Norton Will Pass Out $2.8M in Area Water Conservation Grants
By Todd Hollingshead, The Salt Lake Tribune
Oct. 19–OREM — U.S. Interior Secretary Gale Norton will be at Orem’s Mount Timpanogos Park today encouraging water conservation by presenting the Water 2025 Challenge Grant Awards.
Norton will dish out more than $2.8 million in grants to help fund 11 conservation projects in Utah and one in Idaho.
Mark Limbaugh, assistant secretary for water and science for the Interior Department, will join Norton for the 1:30 p.m. event at the Orem park, which is two miles up Provo Canyon along Highway 189.
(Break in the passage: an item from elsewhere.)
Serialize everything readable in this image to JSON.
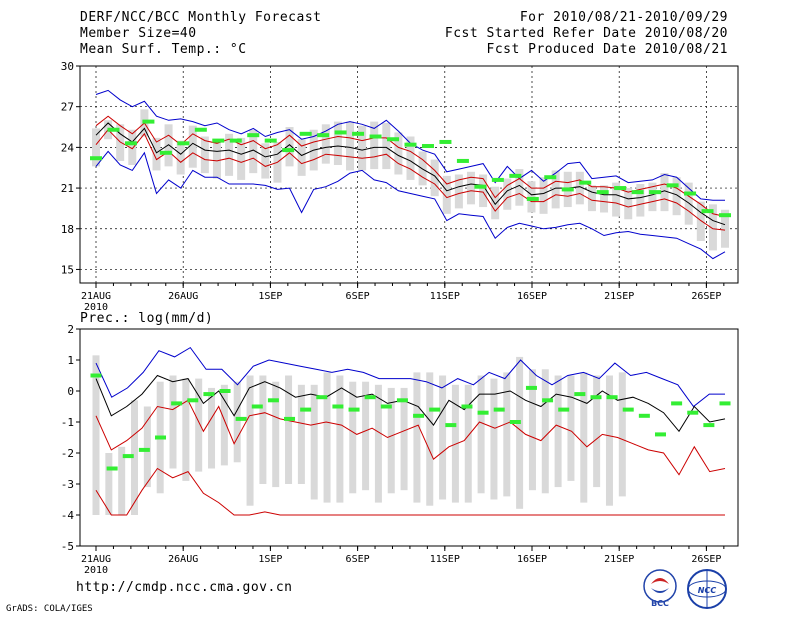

Norton and Limbaugh will recognize the following recipients with the listed grant amounts:
–Bear River Small Irrigators Inc., $123,184.
–Davis and Weber Counties Canal Co., $245,599.
–Wellsville-Mendon Conservation District, $215,998.
–Ashley Valley Reservoir Co., $300,000.
–Duchesne County Water Conservancy District, $162,790.
–Metropolitan Water District of Salt Lake and Sandy, $300,000.
–Payson City and Strawberry Highline Canal Co., $300,000.
–Sandy City, $300,000.
–Sevier River Water Users Association, $247,540.
–Springville Irrigation District, $91,300.
–Washington County Conservation District, $224,940.
–Preston Whitney Reservoir Co. in Idaho, $300,000.
Interior’s Challenge Grant Award Program will save roughly 68,000 acre-feet of water each year from these 12 projects. They represent nearly $7 million in water improvements.
The grants are administered by the Bureau of Reclamation and provide matching funds to local water or irrigation district projects to conserve water and increase water-use efficiency.
Sandy water officials said they will tap their grant to help enclose 1.25 miles of an open Bell Canyon irrigation channel, a project that will save an estimated 330 acre-feet of water a year.
“It’s kind of a win-win for everybody,” said Shane Pace, Sandy public utilities director. “[These grants] minimize the conflict in the west on water.”
Sandy also will benefit from a $300,000 grant to the Metropolitan Water District of Salt Lake and Sandy. Officials will funnel that money toward installation of an injection well, infiltration pond and an injection trench to enable water storage in the Salt Lake Valley aquifer through surface infiltration.